I'm thinking about taking the BT to Austin and keeping the Whaler in the sling in Galv. I'm going to be about 2 miles from a ramp on Lake Austin.

Any sites devoted to fly fishing in the hill country?


----------



## Guest (Aug 2, 2009)

Pick up a copy of Kevin Hutchinson's book "Fly Fishing the Texas Hill Country." Sportsman's Finest, which is the local fly shop should carry them, if you can't find it there then go to Kevin's website - http://www.fishheadpress.com/
This book gives a lot of good info.

Also, if you are going to be close to Lake Austin and want to do some lake fishing, check out http://www.austinbassfishing.com/. It is not fly fishing specific, but there are some helpful people on the site. Lake Austin has some lunkers if you know where to find them.

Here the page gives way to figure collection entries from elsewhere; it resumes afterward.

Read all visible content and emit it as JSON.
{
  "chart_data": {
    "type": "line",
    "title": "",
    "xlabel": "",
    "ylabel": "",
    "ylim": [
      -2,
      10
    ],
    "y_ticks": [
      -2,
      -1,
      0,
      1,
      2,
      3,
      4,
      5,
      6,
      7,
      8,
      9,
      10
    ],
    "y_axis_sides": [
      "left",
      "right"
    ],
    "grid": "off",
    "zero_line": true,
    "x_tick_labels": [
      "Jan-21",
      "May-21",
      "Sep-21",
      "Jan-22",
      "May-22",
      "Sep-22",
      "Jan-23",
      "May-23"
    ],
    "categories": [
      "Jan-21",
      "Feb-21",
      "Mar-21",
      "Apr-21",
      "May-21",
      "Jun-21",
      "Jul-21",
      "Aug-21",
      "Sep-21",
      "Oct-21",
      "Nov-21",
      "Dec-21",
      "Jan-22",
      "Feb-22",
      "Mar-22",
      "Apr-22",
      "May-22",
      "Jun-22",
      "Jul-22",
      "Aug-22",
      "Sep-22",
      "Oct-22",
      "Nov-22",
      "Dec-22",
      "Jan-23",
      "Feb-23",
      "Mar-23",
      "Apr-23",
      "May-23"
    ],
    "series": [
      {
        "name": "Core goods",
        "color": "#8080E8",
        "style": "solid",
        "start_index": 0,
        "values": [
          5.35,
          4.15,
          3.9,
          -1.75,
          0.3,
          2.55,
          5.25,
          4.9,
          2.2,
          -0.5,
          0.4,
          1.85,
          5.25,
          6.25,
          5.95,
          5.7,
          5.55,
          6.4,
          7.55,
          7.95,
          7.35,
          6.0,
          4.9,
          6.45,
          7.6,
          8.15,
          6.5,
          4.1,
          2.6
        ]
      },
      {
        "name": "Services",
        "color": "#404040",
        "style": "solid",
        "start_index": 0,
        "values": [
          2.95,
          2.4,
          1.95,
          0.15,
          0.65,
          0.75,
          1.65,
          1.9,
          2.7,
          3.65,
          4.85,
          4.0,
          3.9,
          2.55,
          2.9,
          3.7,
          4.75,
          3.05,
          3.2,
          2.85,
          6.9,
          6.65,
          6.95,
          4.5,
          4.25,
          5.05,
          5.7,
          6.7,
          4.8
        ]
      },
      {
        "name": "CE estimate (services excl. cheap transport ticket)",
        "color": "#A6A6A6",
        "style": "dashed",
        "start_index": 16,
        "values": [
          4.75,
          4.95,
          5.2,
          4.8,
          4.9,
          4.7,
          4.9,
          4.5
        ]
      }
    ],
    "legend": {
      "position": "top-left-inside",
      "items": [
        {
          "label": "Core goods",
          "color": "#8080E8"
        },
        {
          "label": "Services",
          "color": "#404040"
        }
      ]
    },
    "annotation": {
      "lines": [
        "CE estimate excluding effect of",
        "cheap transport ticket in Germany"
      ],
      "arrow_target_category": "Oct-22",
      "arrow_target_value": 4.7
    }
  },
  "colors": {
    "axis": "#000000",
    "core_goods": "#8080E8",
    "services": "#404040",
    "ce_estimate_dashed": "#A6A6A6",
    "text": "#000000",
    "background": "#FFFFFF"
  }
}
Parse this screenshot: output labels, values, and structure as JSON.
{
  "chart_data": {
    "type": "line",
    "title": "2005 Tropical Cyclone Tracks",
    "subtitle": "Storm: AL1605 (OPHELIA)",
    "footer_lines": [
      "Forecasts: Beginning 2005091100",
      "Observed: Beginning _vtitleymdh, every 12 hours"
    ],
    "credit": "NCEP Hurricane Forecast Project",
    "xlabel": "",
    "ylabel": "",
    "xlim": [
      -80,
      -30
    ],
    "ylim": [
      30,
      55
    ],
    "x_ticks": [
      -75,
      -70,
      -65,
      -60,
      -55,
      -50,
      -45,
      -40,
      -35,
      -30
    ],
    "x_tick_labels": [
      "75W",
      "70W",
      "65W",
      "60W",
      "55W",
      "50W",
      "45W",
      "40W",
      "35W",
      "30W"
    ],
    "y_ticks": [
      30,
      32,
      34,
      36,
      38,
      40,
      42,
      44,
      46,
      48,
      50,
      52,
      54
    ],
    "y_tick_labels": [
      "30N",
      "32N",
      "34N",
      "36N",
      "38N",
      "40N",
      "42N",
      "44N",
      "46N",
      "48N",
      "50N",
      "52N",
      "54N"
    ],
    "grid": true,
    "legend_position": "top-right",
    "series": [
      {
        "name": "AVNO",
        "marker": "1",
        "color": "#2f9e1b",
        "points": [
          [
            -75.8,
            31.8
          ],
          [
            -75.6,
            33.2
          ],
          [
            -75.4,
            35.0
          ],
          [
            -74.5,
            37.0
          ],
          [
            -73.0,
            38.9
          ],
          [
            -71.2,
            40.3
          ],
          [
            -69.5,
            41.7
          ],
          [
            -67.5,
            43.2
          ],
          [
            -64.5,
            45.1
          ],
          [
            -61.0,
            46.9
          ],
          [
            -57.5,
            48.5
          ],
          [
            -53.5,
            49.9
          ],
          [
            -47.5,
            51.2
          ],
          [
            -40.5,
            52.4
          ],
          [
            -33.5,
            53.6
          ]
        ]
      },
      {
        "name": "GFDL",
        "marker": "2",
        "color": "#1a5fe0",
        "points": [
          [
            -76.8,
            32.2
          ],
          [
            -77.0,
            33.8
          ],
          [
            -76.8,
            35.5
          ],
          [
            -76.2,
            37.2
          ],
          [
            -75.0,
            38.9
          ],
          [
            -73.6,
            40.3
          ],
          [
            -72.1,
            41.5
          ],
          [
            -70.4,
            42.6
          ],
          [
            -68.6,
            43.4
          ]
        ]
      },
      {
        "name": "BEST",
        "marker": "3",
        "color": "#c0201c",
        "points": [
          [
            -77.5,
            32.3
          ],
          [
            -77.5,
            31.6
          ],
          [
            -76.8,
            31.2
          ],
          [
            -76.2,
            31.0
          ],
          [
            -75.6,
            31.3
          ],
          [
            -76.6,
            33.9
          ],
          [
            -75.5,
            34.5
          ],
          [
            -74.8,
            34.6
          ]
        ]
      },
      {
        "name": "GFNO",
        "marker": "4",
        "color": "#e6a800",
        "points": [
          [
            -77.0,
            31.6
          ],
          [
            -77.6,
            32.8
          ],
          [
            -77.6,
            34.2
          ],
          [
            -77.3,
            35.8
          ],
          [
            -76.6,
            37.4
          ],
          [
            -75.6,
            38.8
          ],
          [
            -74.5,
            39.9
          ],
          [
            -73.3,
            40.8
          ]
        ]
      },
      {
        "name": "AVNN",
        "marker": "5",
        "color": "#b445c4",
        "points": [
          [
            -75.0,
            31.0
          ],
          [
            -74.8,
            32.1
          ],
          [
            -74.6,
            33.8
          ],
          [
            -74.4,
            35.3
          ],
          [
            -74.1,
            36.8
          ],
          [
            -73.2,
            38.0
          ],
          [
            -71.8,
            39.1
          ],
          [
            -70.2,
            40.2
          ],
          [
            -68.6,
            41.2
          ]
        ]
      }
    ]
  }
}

By the way, welcome to Austin. I work just a couple minutes from the 360 bridge over Lake Austin, its nice to be able to be on the water within minutes of work.


----------



## stained (Jul 5, 2009)

If you don't have a 2wt or 3wt outfit BUY ONE. The wade in spots for Guads/ RGC's/Blue Gills in around Travis CO are seemingly endless. Look up Alvin Dedeaux for some first class fishing. I'm jealous. Post some pics when you get set up.

_Gaspergou is GasperGood..._


----------



## Gottagofishin (Dec 17, 2005)

I was thinking I'm going to need some lighter equipment. Is Alvin a guide? 

Thanks for the tips.


----------



## stained (Jul 5, 2009)

Gottagofishin said:


> I was thinking I'm going to need some lighter equipment. Is Alvin a guide?
> 
> Thanks for the tips.


Yep. He's a guide, former lead singer for Bad Mother Goose and one of the best story tellers around. http://www.alvindedeaux.com/

A 2-3wt for the creeks and streams and a 7-9wt for the Colorado River, etc.


----------



## Gottagofishin (Dec 17, 2005)

Looks like a cool guy. I like him from the pics. I'll give him a call and schedule something for Sept.


----------



## stained (Jul 5, 2009)

Great! I know you'll enjoy it. Ask Alvin about his 1st trip to New York City w/the band... 

The lack-o-water has shut down a lot of the small stream stuff around Travis County, but it rebounds quickly. Also consider the Llano and Frio Rivers and their drainages out west. 

When the water was right I had days where you could stand in one place and catch (what seemed like) 50 blue-gills and Guads/hour. 

Post the goods here to remind me good I once had it.


----------



## cool river (Feb 18, 2009)

*Austin*

Yeah, Sportsman's Finest has Kevin's book. A 2 or 3 weight is perfect for most of the water. Also, you might want to talk to Joe Robinson about his ultralight spin/fly combo. Pretty cool rod for those tight hill country creeks.


----------



## fishnstringer (Oct 20, 2006)

*GGF,*

welcome to Austin. I want to invite you to visit the Austin FlyFishers. Here's our website for further information:http://www.austinflyfishers.com/


----------